Reggie Miller is a shooting legend. Stockton and Malone were probably the best one-two punch ever. Patrick Ewing? Legend. Charles Barkley? Icon.
We all know this, we all hold them high in our memories, and we all watched as they took their teams to great heights throughout the years. But they all ran into those darn Bulls. So that's a smudge on their careers? Please.
At best it's an asterisk in their universally acknowledged stellar resumes.
Conversely, the mere fact of getting a ring should not be the instant merit badge it's made out to be. I remember and respect Gary Payton for leading a great Seattle team throughout the 90's, but I really don't think two pennies of the ring he won as a B-teamer with Miami. Just the jewelry alone is overrated.

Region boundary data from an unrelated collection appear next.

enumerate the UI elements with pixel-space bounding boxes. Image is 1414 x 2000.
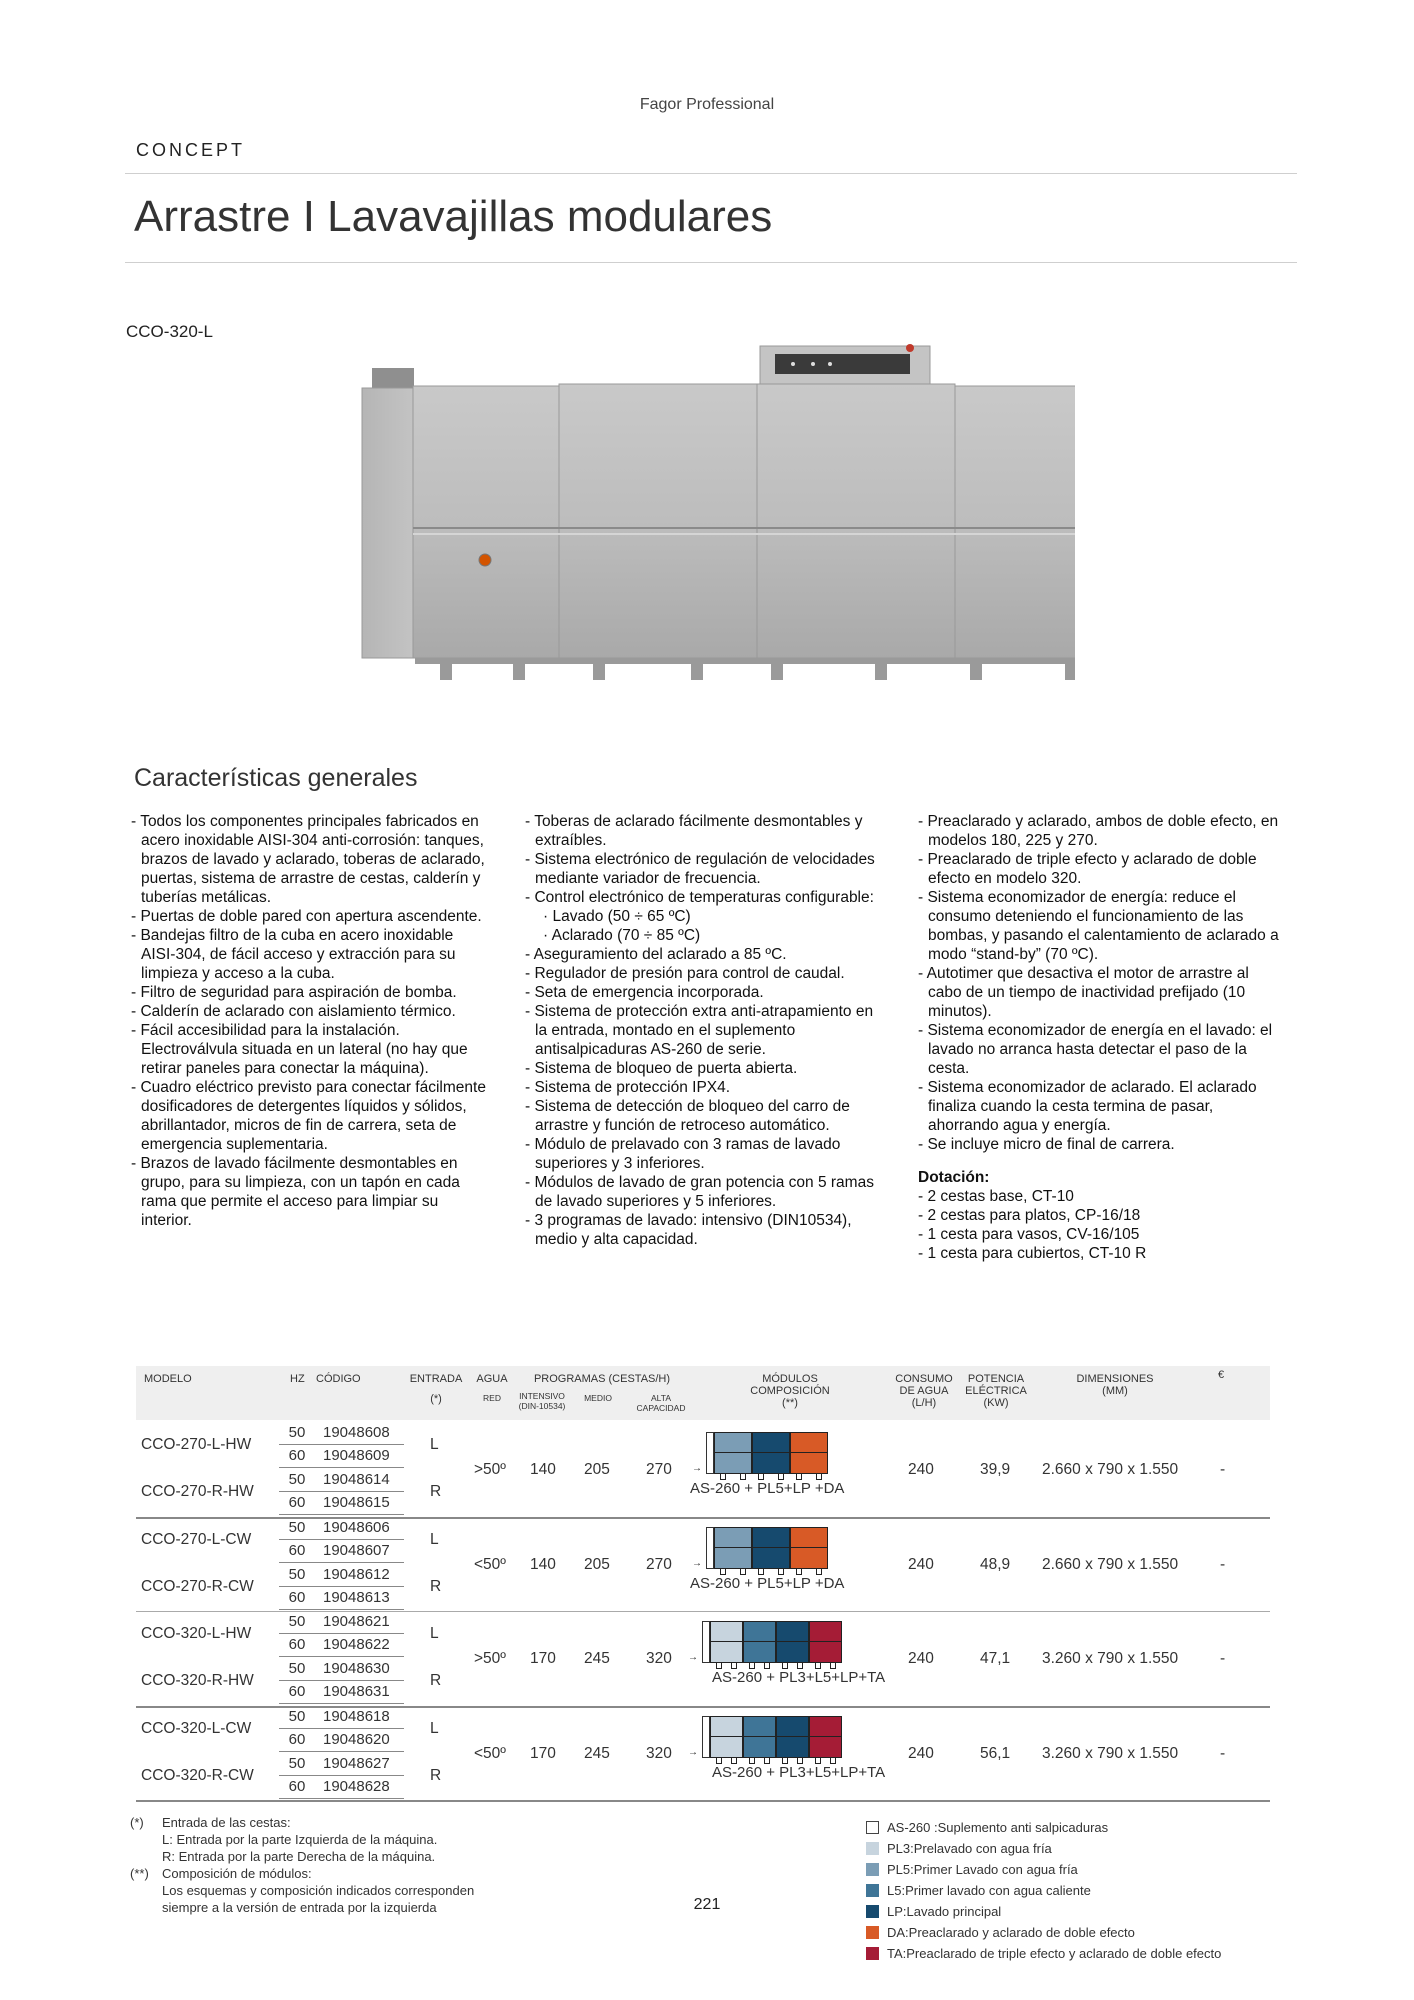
module-divider [790, 1547, 828, 1548]
composicion-value: AS-260 + PL5+LP +DA [690, 1574, 845, 1592]
code-underline [279, 1633, 404, 1634]
entry-arrow-icon: → [688, 1652, 698, 1663]
codigo-value: 19048614 [323, 1471, 390, 1488]
entrada-value: L [430, 1719, 439, 1737]
hz-value: 50 [288, 1471, 306, 1488]
feature-item: - 3 programas de lavado: intensivo (DIN10534), medio y alta capacidad. [525, 1212, 852, 1248]
th-modelo: MODELO [144, 1373, 192, 1385]
module-divider [710, 1641, 743, 1642]
intensivo-value: 140 [530, 1555, 556, 1573]
legend-label: Lavado principal [906, 1904, 1002, 1919]
th-capacidad: CAPACIDAD [636, 1403, 686, 1413]
codigo-value: 19048606 [323, 1518, 390, 1536]
feature-item: - Autotimer que desactiva el motor de arrastre al cabo de un tiempo de inactividad prefijado (10 minutos). [918, 965, 1249, 1020]
legend-label: Primer lavado con agua caliente [905, 1883, 1091, 1898]
code-underline [279, 1562, 404, 1563]
precio-value: - [1220, 1650, 1226, 1668]
legend-item [866, 1859, 1221, 1880]
dishwasher-image [355, 340, 1075, 690]
legend-swatch [866, 1821, 879, 1834]
feature-item: - Sistema economizador de aclarado. El aclarado finaliza cuando la cesta termina de pasar, ahorrando agua y energía. [918, 1079, 1257, 1134]
th-potencia-3: (KW) [983, 1397, 1009, 1409]
module-box [790, 1527, 828, 1569]
code-underline [279, 1775, 404, 1776]
th-modulos: MÓDULOS [762, 1373, 818, 1385]
th-composicion-note: (**) [782, 1397, 798, 1409]
hz-value: 50 [288, 1707, 306, 1725]
footnote-mark: (*) [130, 1815, 144, 1830]
precio-value: - [1220, 1744, 1226, 1762]
module-divider [743, 1736, 776, 1737]
entrada-value: L [430, 1530, 439, 1548]
model-name: CCO-270-L-HW [141, 1436, 252, 1453]
top-divider [125, 173, 1297, 174]
consumo-value: 240 [908, 1461, 934, 1479]
hz-value: 50 [288, 1518, 306, 1536]
module-box [710, 1621, 743, 1663]
feature-item: - Fácil accesibilidad para la instalación. Electroválvula situada en un lateral (no hay que retirar paneles para conectar la máquina). [131, 1022, 468, 1077]
feature-item: - Sistema electrónico de regulación de velocidades mediante variador de frecuencia. [525, 851, 875, 887]
th-agua: AGUA [476, 1373, 508, 1385]
intensivo-value: 170 [530, 1744, 556, 1762]
composicion-value: AS-260 + PL5+LP +DA [690, 1480, 845, 1497]
features-column-2 [525, 812, 885, 1249]
feature-item: - Seta de emergencia incorporada. [525, 984, 764, 1001]
as260-box [706, 1432, 714, 1474]
dotacion-item: - 1 cesta para cubiertos, CT-10 R [918, 1245, 1147, 1262]
module-box [809, 1716, 842, 1758]
module-box [776, 1621, 809, 1663]
legend-label: Preaclarado y aclarado de doble efecto [908, 1925, 1135, 1940]
hz-value: 60 [288, 1494, 306, 1511]
module-box [809, 1621, 842, 1663]
as260-box [706, 1527, 714, 1569]
module-3 [757, 384, 955, 658]
dotacion-item: - 2 cestas para platos, CP-16/18 [918, 1207, 1141, 1224]
legend-label: Primer Lavado con agua fría [913, 1862, 1078, 1877]
th-composicion: COMPOSICIÓN [750, 1385, 830, 1397]
potencia-value: 48,9 [980, 1555, 1011, 1573]
hz-value: 50 [288, 1565, 306, 1583]
codigo-value: 19048615 [323, 1494, 390, 1511]
module-box [743, 1621, 776, 1663]
feature-item: - Preaclarado de triple efecto y aclarado de doble efecto en modelo 320. [918, 851, 1257, 887]
dotacion-item: - 2 cestas base, CT-10 [918, 1188, 1074, 1205]
code-underline [279, 1514, 404, 1515]
entry-arrow-icon: → [692, 1557, 702, 1569]
consumo-value: 240 [908, 1650, 934, 1668]
potencia-value: 56,1 [980, 1744, 1011, 1762]
module-box [752, 1527, 790, 1569]
medio-value: 205 [584, 1461, 610, 1479]
module-divider [776, 1736, 809, 1737]
hz-value: 60 [288, 1636, 306, 1653]
features-column-3 [918, 812, 1280, 1263]
codigo-value: 19048628 [323, 1777, 390, 1795]
module-box [714, 1527, 752, 1569]
entrada-value: R [430, 1672, 442, 1689]
consumo-value: 240 [908, 1555, 934, 1573]
legend-swatch [866, 1863, 879, 1876]
footnote-text: R: Entrada por la parte Derecha de la máquina. [162, 1849, 436, 1864]
model-name: CCO-320-R-CW [141, 1766, 254, 1784]
group-divider [136, 1800, 1270, 1802]
feature-item: - Sistema de detección de bloqueo del carro de arrastre y función de retroceso automático. [525, 1098, 850, 1134]
page-number: 221 [693, 1896, 721, 1913]
hz-value: 50 [288, 1613, 306, 1630]
agua-value: <50º [474, 1555, 506, 1573]
module-divider [809, 1736, 842, 1737]
code-underline [279, 1491, 404, 1492]
precio-value: - [1220, 1555, 1226, 1573]
legend-code: TA: [887, 1946, 907, 1961]
th-codigo: CÓDIGO [316, 1373, 361, 1385]
codigo-value: 19048613 [323, 1588, 390, 1606]
th-intensivo-din: (DIN-10534) [518, 1401, 566, 1411]
th-agua-red: RED [483, 1393, 501, 1403]
code-underline [279, 1798, 404, 1799]
dotacion-item: - 1 cesta para vasos, CV-16/105 [918, 1226, 1140, 1243]
module-box [776, 1716, 809, 1758]
th-consumo-3: (L/H) [911, 1397, 937, 1409]
module-box [743, 1716, 776, 1758]
feature-item: - Brazos de lavado fácilmente desmontables en grupo, para su limpieza, con un tapón en cada rama que permite el acceso para limpiar su interior. [131, 1155, 460, 1229]
medio-value: 245 [584, 1744, 610, 1762]
model-name: CCO-320-L-CW [141, 1719, 252, 1737]
module-divider [710, 1736, 743, 1737]
module-box [752, 1432, 790, 1474]
entry-arrow-icon: → [688, 1746, 698, 1758]
hz-value: 50 [288, 1754, 306, 1772]
feature-item: - Sistema de protección IPX4. [525, 1079, 731, 1096]
legend-item [866, 1901, 1221, 1922]
legend-swatch [866, 1905, 879, 1918]
feature-subitem: · Lavado (50 ÷ 65 ºC) [543, 908, 691, 925]
model-name: CCO-270-R-CW [141, 1577, 254, 1595]
legend-swatch [866, 1884, 879, 1897]
code-underline [279, 1444, 404, 1445]
code-underline [279, 1467, 404, 1468]
th-consumo: CONSUMO [895, 1373, 953, 1385]
th-hz: HZ [290, 1373, 305, 1385]
codigo-value: 19048620 [323, 1730, 390, 1748]
th-medio: MEDIO [584, 1393, 612, 1403]
codigo-value: 19048621 [323, 1613, 390, 1630]
legend-code: LP: [887, 1904, 907, 1919]
features-heading: Características generales [134, 764, 418, 792]
hz-value: 60 [288, 1541, 306, 1559]
codigo-value: 19048609 [323, 1447, 390, 1464]
feature-item: - Calderín de aclarado con aislamiento térmico. [131, 1003, 456, 1020]
brand-header: Fagor Professional [639, 96, 775, 113]
code-underline [279, 1586, 404, 1587]
code-underline [279, 1728, 404, 1729]
footnote-mark: (**) [130, 1866, 149, 1881]
feature-item: - Bandejas filtro de la cuba en acero inoxidable AISI-304, de fácil acceso y extracción para su limpieza y acceso a la cuba. [131, 927, 456, 982]
code-underline [279, 1656, 404, 1657]
feature-item: - Módulo de prelavado con 3 ramas de lavado superiores y 3 inferiores. [525, 1136, 841, 1172]
consumo-value: 240 [908, 1744, 934, 1762]
module-divider [790, 1452, 828, 1453]
footnote-text: L: Entrada por la parte Izquierda de la máquina. [162, 1832, 438, 1847]
footnote-text: Entrada de las cestas: [162, 1815, 291, 1830]
feature-item: - Sistema economizador de energía: reduce el consumo deteniendo el funcionamiento de las bombas, y pasando el calentamiento de aclarado a modo “stand-by” (70 ºC). [918, 889, 1279, 963]
control-display [775, 354, 910, 374]
footnote-text: siempre a la versión de entrada por la izquierda [162, 1900, 437, 1915]
potencia-value: 39,9 [980, 1461, 1011, 1479]
legend-item [866, 1922, 1221, 1943]
hz-value: 60 [288, 1588, 306, 1606]
model-name: CCO-320-L-HW [141, 1625, 252, 1642]
section-label: CONCEPT [136, 140, 246, 160]
entrada-value: R [430, 1766, 442, 1784]
model-name: CCO-320-R-HW [141, 1672, 254, 1689]
legend-item [866, 1880, 1221, 1901]
hz-value: 60 [288, 1683, 306, 1700]
feature-item: - Aseguramiento del aclarado a 85 ºC. [525, 946, 787, 963]
legend-code: DA: [887, 1925, 909, 1940]
module-divider [714, 1547, 752, 1548]
codigo-value: 19048608 [323, 1424, 390, 1441]
emergency-button [479, 554, 491, 566]
alta-value: 320 [646, 1650, 672, 1668]
code-underline [279, 1539, 404, 1540]
code-underline [279, 1680, 404, 1681]
hz-value: 50 [288, 1660, 306, 1677]
agua-value: <50º [474, 1744, 506, 1762]
feature-item: - Sistema economizador de energía en el lavado: el lavado no arranca hasta detectar el paso de la cesta. [918, 1022, 1273, 1077]
module-divider [743, 1641, 776, 1642]
hz-value: 50 [288, 1424, 306, 1441]
group-divider [136, 1611, 1270, 1612]
dotacion-title: Dotación: [918, 1169, 990, 1186]
entry-arrow-icon: → [692, 1463, 702, 1474]
model-name: CCO-270-R-HW [141, 1483, 254, 1500]
module-box [714, 1432, 752, 1474]
model-label: CCO-320-L [126, 322, 213, 341]
legend-item [866, 1838, 1221, 1859]
as260-box [702, 1621, 710, 1663]
intensivo-value: 140 [530, 1461, 556, 1479]
entrada-value: L [430, 1625, 439, 1642]
legend-swatch [866, 1842, 879, 1855]
feature-item: - Sistema de protección extra anti-atrapamiento en la entrada, montado en el suplemento antisalpicaduras AS-260 de serie. [525, 1003, 874, 1058]
code-underline [279, 1751, 404, 1752]
feature-item: - Toberas de aclarado fácilmente desmontables y extraíbles. [525, 813, 863, 849]
legend-code: PL3: [887, 1841, 914, 1856]
code-underline [279, 1609, 404, 1610]
module-2 [559, 384, 757, 658]
module-divider [752, 1452, 790, 1453]
legend-item [866, 1817, 1221, 1838]
hz-value: 60 [288, 1730, 306, 1748]
agua-value: >50º [474, 1650, 506, 1668]
feature-item: - Preaclarado y aclarado, ambos de doble efecto, en modelos 180, 225 y 270. [918, 813, 1279, 849]
th-entrada: ENTRADA [409, 1373, 463, 1385]
codigo-value: 19048630 [323, 1660, 390, 1677]
feature-subitem: · Aclarado (70 ÷ 85 ºC) [543, 927, 701, 944]
entrada-value: R [430, 1577, 442, 1595]
footnote-text: Composición de módulos: [162, 1866, 312, 1881]
module-4 [955, 386, 1075, 658]
th-programas: PROGRAMAS (CESTAS/H) [533, 1373, 671, 1385]
legend-code: PL5: [887, 1862, 914, 1877]
dimensiones-value: 2.660 x 790 x 1.550 [1042, 1461, 1179, 1479]
features-column-1 [131, 812, 491, 1230]
medio-value: 245 [584, 1650, 610, 1668]
codigo-value: 19048607 [323, 1541, 390, 1559]
dimensiones-value: 3.260 x 790 x 1.550 [1042, 1650, 1179, 1668]
as260-box [702, 1716, 710, 1758]
legend-swatch [866, 1947, 879, 1960]
agua-value: >50º [474, 1461, 506, 1479]
th-consumo-2: DE AGUA [899, 1385, 949, 1397]
feature-item: - Cuadro eléctrico previsto para conectar fácilmente dosificadores de detergentes líquidos y sólidos, abrillantador, micros de fin de carrera, seta de emergencia suplementaria. [131, 1079, 486, 1153]
intensivo-value: 170 [530, 1650, 556, 1668]
feature-item: - Control electrónico de temperaturas configurable: [525, 889, 874, 906]
feature-item: - Filtro de seguridad para aspiración de bomba. [131, 984, 457, 1001]
composicion-value: AS-260 + PL3+L5+LP+TA [712, 1669, 886, 1686]
legend-label: Preaclarado de triple efecto y aclarado de doble efecto [906, 1946, 1222, 1961]
module-box [710, 1716, 743, 1758]
page-title: Arrastre I Lavavajillas modulares [134, 192, 773, 241]
module-divider [714, 1452, 752, 1453]
codigo-value: 19048627 [323, 1754, 390, 1772]
hz-value: 60 [288, 1777, 306, 1795]
entrada-value: L [430, 1436, 439, 1453]
composicion-value: AS-260 + PL3+L5+LP+TA [712, 1763, 886, 1781]
codigo-value: 19048618 [323, 1707, 390, 1725]
module-box [790, 1432, 828, 1474]
alta-value: 270 [646, 1555, 672, 1573]
th-intensivo: INTENSIVO [519, 1391, 565, 1401]
th-dimensiones-2: (MM) [1102, 1385, 1128, 1397]
th-potencia: POTENCIA [967, 1373, 1025, 1385]
module-divider [752, 1547, 790, 1548]
codigo-value: 19048622 [323, 1636, 390, 1653]
th-euro: € [1218, 1369, 1225, 1381]
feature-item: - Se incluye micro de final de carrera. [918, 1136, 1175, 1153]
exhaust-pipe [372, 368, 414, 390]
dimensiones-value: 2.660 x 790 x 1.550 [1042, 1555, 1179, 1573]
legend-item [866, 1943, 1221, 1964]
legend-label: Suplemento anti salpicaduras [937, 1820, 1109, 1835]
dimensiones-value: 3.260 x 790 x 1.550 [1042, 1744, 1179, 1762]
alta-value: 270 [646, 1461, 672, 1479]
feature-item: - Módulos de lavado de gran potencia con 5 ramas de lavado superiores y 5 inferiores. [525, 1174, 874, 1210]
legend-code: L5: [887, 1883, 906, 1898]
module-legend [866, 1817, 1221, 1964]
legend-swatch [866, 1926, 879, 1939]
feature-item: - Puertas de doble pared con apertura ascendente. [131, 908, 482, 925]
model-name: CCO-270-L-CW [141, 1530, 252, 1548]
module-1 [413, 386, 559, 658]
feature-item: - Todos los componentes principales fabricados en acero inoxidable AISI-304 anti-corrosión: tanques, brazos de lavado y aclarado, toberas de aclarado, puertas, sistema de arrastre de cestas, calderín y tuberías metálicas. [131, 813, 485, 906]
th-dimensiones: DIMENSIONES [1076, 1373, 1154, 1385]
entrada-value: R [430, 1483, 442, 1500]
legend-code: AS-260 : [887, 1820, 938, 1835]
legend-label: Prelavado con agua fría [913, 1841, 1052, 1856]
codigo-value: 19048631 [323, 1683, 390, 1700]
medio-value: 205 [584, 1555, 610, 1573]
precio-value: - [1220, 1461, 1226, 1479]
alta-value: 320 [646, 1744, 672, 1762]
code-underline [279, 1703, 404, 1704]
feature-item: - Regulador de presión para control de caudal. [525, 965, 845, 982]
title-divider [125, 262, 1297, 263]
hz-value: 60 [288, 1447, 306, 1464]
th-potencia-2: ELÉCTRICA [965, 1385, 1027, 1397]
module-divider [809, 1641, 842, 1642]
codigo-value: 19048612 [323, 1565, 390, 1583]
footnote-text: Los esquemas y composición indicados corresponden [162, 1883, 475, 1898]
feature-item: - Sistema de bloqueo de puerta abierta. [525, 1060, 798, 1077]
module-divider [776, 1641, 809, 1642]
th-alta: ALTA [651, 1393, 671, 1403]
th-entrada-note: (*) [430, 1393, 442, 1405]
potencia-value: 47,1 [980, 1650, 1011, 1668]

Plus, Robert Horry. I rest my case.
You have a great career and win multiple rings, sure, that actually is a whole other level. That's why MJ is MJ, and Kobe is now grabbing at his laces. But how does winning one ring so decisively outweigh coming repeatedly just shy of it? 15 playoff wins counts for nothing?
I'm not the type to preach, but I seriously lament the fact that I'm apparently alone in thinking this. Perhaps if more people thought of NBA championships this way, maybe our former golden child would not have felt such soul-crushing pressure to go out and get a ring even if it kills us all.
Maybe that time he took Cleveland to the Finals—pretty much single-handedly—should have counted for more in everybody's eyes, instead of us going "well, you lost, didn't you?" Then at least the guy wouldn't have had this whole "please don't look at me fail" mentality, and he wouldn't have felt like he needed to do the unthinkable for us all to respect him.
Hell, by now he'd have the credit of two Finals appearances (albeit minus his recent Copperfield antics,) and he wouldn't be texting Dwight Howard, which I suspect is all he's been doing at the expense of food and sleep since late last Sunday.
Plus, to be honest, we also wouldn't have this running fallacy that when LeBron finally cracks that egg just once, he's completely welcome among the greats. To me there's something dead wrong with that. I need to see more, but that's another topic entirely.
I'm wondering what you think about it, but personally I feel like if everybody was a little more reasonable with the championship grading curve, we'd all still have a LeBron James we could cheer for. I sure I wish I did...
*actual number inflated for dramatic effect.